L’insicurezza alimentare più grave
La prevalenza dell’insicurezza alimentare moderata o grave è maggiore nelle grandi città (1,6%), mentre le zone rurali o scarsamente popolate risultano meno esposte (0,9%); è inoltre più diffusa tra gli individui stranieri (1,8%) rispetto agli individui di cittadinanza italiana (1,3%).
Il confronto con l’Ue
Se le differenze non sono significative tra uomini e donne, né tra adulti e minori, lo sono invece quelle tra coloro che presentano, per motivi di salute, limitazioni nelle attività abituali (2,4%) e coloro che non hanno alcuna limitazione (1%). Tornando al confronto con i paesi Ue, e considerando l’indicatore europeo di grave deprivazione materiale e sociale, quest’ultimo mostra un lieve miglioramento tra il 2023 e il 2024 (dal 6,8% al 6,4%).
I pasti proteici
Una tendenza analoga, sebbene più marcata, si riscontra anche per l’indicatore sul pasto proteico, che dal 9,5% del 2023 scende all’8,5% del 2024. In Italia, a fronte di una sostanziale stabilità della grave deprivazione materiale e sociale (4,6%, era 4,7% nel 2023), la quota di popolazione che non può permettersi un pasto proteico è in aumento, passando dall’8,4 % del 2023 al 9,9% nel 2024 (quasi una persona su 10). Le percentuali più alte si osservano in Bulgaria (18,7%), Slovacchia (17,1%) e Romania (16,3%). L’Italia si posiziona al 19esimo posto (9,9%), prima della Germania (11,2%) e della Francia (10,2%).

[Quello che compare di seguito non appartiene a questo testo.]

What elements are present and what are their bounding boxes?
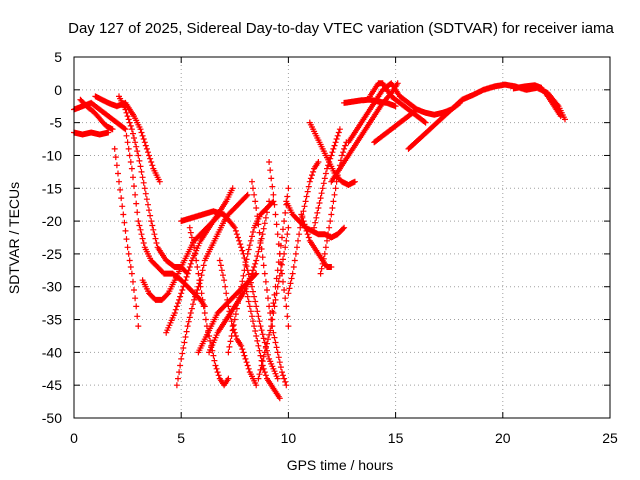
data-marker-track — [266, 159, 292, 330]
plot-frame — [73, 56, 611, 419]
data-series-arc-18 — [255, 224, 292, 382]
y-axis-label: SDTVAR / TECUs — [6, 182, 22, 294]
y-tick-label: -45 — [42, 377, 62, 393]
x-tick-label: 0 — [70, 430, 78, 446]
y-tick-label: -5 — [50, 115, 63, 131]
y-tick-label: -20 — [42, 213, 62, 229]
y-tick-label: -50 — [42, 410, 62, 426]
x-tick-label: 10 — [281, 430, 297, 446]
data-series-arc-32 — [388, 93, 429, 126]
data-series-arc-30 — [366, 80, 395, 100]
y-tick-label: -15 — [42, 180, 62, 196]
y-tick-label: 5 — [54, 49, 62, 65]
y-tick-label: -30 — [42, 279, 62, 295]
x-tick-label: 5 — [177, 430, 185, 446]
data-marker-track — [77, 96, 116, 133]
y-tick-label: -40 — [42, 344, 62, 360]
data-series-arc-29 — [341, 96, 399, 110]
y-tick-label: -10 — [42, 147, 62, 163]
ticks: 0 5 10 15 20 25 5 0 -5 -10 -15 -20 -25 -30 -35 -40 -45 -5… — [42, 49, 618, 446]
data-marker-track — [268, 185, 292, 323]
data-marker-track — [388, 93, 429, 126]
data-marker-track — [366, 80, 395, 100]
y-tick-label: -25 — [42, 246, 62, 262]
data-marker-track — [510, 82, 564, 120]
y-tick-label: 0 — [54, 82, 62, 98]
data-marker-track — [216, 257, 260, 389]
data-marker-track — [255, 224, 292, 382]
x-tick-label: 20 — [495, 430, 511, 446]
data-marker-track — [225, 198, 277, 356]
y-tick-label: -35 — [42, 312, 62, 328]
x-axis-label: GPS time / hours — [287, 457, 394, 473]
data-series-arc-3 — [77, 96, 116, 133]
data-marker-track — [111, 145, 142, 330]
data-series-arc-5 — [111, 145, 142, 330]
data-series-arc-14 — [216, 257, 260, 389]
chart-title: Day 127 of 2025, Sidereal Day-to-day VTE… — [68, 20, 614, 37]
x-tick-label: 15 — [388, 430, 404, 446]
data-points — [71, 80, 568, 402]
data-series-arc-16 — [242, 283, 283, 402]
data-series-arc-20 — [266, 159, 292, 330]
data-series-arc-26 — [311, 126, 343, 231]
data-series-arc-15 — [225, 198, 277, 356]
x-tick-label: 25 — [602, 430, 618, 446]
data-series-arc-34 — [510, 82, 564, 120]
data-series-arc-19 — [268, 185, 292, 323]
data-marker-track — [341, 96, 399, 110]
data-marker-track — [242, 283, 283, 402]
data-marker-track — [311, 126, 343, 231]
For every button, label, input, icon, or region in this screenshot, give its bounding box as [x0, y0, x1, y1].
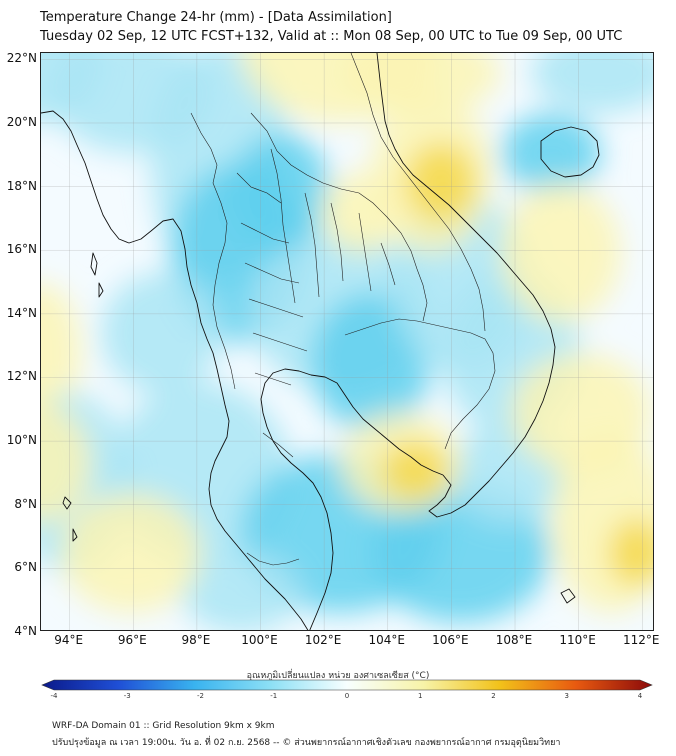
cambodia-border [344, 318, 496, 450]
admin-borders [190, 53, 496, 566]
lon-label-1: 96°E [117, 633, 147, 647]
lat-label-2: 18°N [6, 178, 37, 193]
field-patch-4 [231, 133, 331, 253]
lat-label-3: 16°N [6, 242, 37, 257]
lon-label-6: 106°E [432, 633, 469, 647]
temperature-change-field [41, 53, 653, 630]
colorbar-bar [41, 679, 653, 691]
map-canvas [41, 53, 653, 630]
andaman-islands [90, 252, 104, 298]
natuna-islands [560, 588, 576, 604]
lon-label-8: 110°E [559, 633, 596, 647]
field-patch-22 [321, 173, 401, 253]
gulf-of-thailand-east-coast [310, 374, 444, 476]
colorbar-title: อุณหภูมิเปลี่ยนแปลง หน่วย องศาเซลเซียส (… [246, 671, 430, 681]
field-patch-9 [501, 113, 601, 193]
thai-province-lines [236, 148, 396, 458]
map-title: Temperature Change 24-hr (mm) - [Data As… [40, 10, 392, 25]
field-patch-16 [181, 553, 301, 630]
lon-label-2: 98°E [181, 633, 211, 647]
hainan-island [540, 126, 600, 178]
field-patch-30 [501, 183, 621, 323]
field-patch-27 [609, 519, 653, 587]
coastlines [41, 53, 600, 630]
lon-label-4: 102°E [304, 633, 342, 647]
lat-label-9: 4°N [14, 624, 37, 638]
colorbar-tick-6: 2 [491, 692, 496, 700]
colorbar-tick-5: 1 [418, 692, 423, 700]
lat-label-1: 20°N [6, 114, 37, 129]
field-patch-10 [531, 53, 653, 113]
lat-label-4: 14°N [6, 305, 37, 320]
colorbar-tick-4: 0 [344, 692, 350, 700]
colorbar-tick-8: 4 [637, 692, 643, 700]
lon-label-7: 108°E [495, 633, 533, 647]
nicobar-islands [62, 496, 78, 542]
colorbar-tick-2: -2 [197, 692, 204, 700]
mekong-delta-coast [376, 53, 556, 518]
field-patch-31 [101, 273, 221, 393]
field-patch-19 [405, 143, 477, 223]
mainland-coastline [41, 110, 309, 630]
lon-label-5: 104°E [368, 633, 406, 647]
field-patch-11 [41, 283, 81, 423]
gulf-of-thailand-west-coast [260, 368, 334, 630]
footer-model-info: WRF-DA Domain 01 :: Grid Resolution 9km … [52, 721, 275, 731]
lat-label-0: 22°N [6, 51, 37, 66]
map-subtitle: Tuesday 02 Sep, 12 UTC FCST+132, Valid a… [40, 29, 623, 44]
lon-label-9: 112°E [623, 633, 660, 647]
field-patch-28 [41, 403, 91, 523]
colorbar-tick-3: -1 [270, 692, 278, 700]
lon-label-3: 100°E [241, 633, 278, 647]
lat-label-5: 12°N [6, 369, 37, 384]
lat-label-6: 10°N [6, 433, 37, 448]
footer-credit: ปรับปรุงข้อมูล ณ เวลา 19:00น. วัน อ. ที่… [52, 738, 561, 748]
thailand-laos-border [250, 112, 428, 322]
lon-label-0: 94°E [54, 633, 84, 647]
myanmar-thailand-border [190, 112, 236, 390]
colorbar [41, 679, 653, 691]
field-patch-21 [341, 53, 501, 113]
field-patch-29 [61, 493, 201, 613]
lat-label-8: 6°N [14, 560, 37, 575]
graticule [41, 53, 653, 630]
colorbar-tick-7: 3 [564, 692, 569, 700]
field-patch-24 [381, 441, 449, 501]
thailand-malaysia-border [246, 552, 300, 566]
map-panel [40, 52, 654, 631]
colorbar-tick-0: -4 [50, 692, 58, 700]
colorbar-tick-1: -3 [123, 692, 131, 700]
laos-vietnam-border [350, 53, 486, 332]
lat-label-7: 8°N [14, 496, 37, 511]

Le dichiarazioni di Emanuela Droghei
Sul tema della insicurezza alimentare in Italia, Emanuela Droghei, consigliere regionale del Lazio spiega a L’identità: “Il Programma nazionale inclusione 2021–2027 si limita a prevedere la distribuzione gratuita di beni di prima necessità, senza affrontare le cause strutturali del fenomeno. Per questo è necessario l’approccio emergenziale a favore di una strategia integrata, che includa strumenti di monitoraggio più efficaci, il riconoscimento della mensa scolastica come servizio pubblico essenziale e un ruolo più incisivo degli enti locali per contrastare il fenomeno. Serve una governance partecipata, coinvolgimento attivo delle comunità. Per questo – conclude l’esponente dem -, è fondamentale rafforzare l’integrazione tra politiche nazionali e azione territoriale: le politiche pubbliche devono inserirsi in modo coerente nei contesti locali, attraverso un coinvolgimento più significativo nella definizione di strategie e allocazione delle risorse”.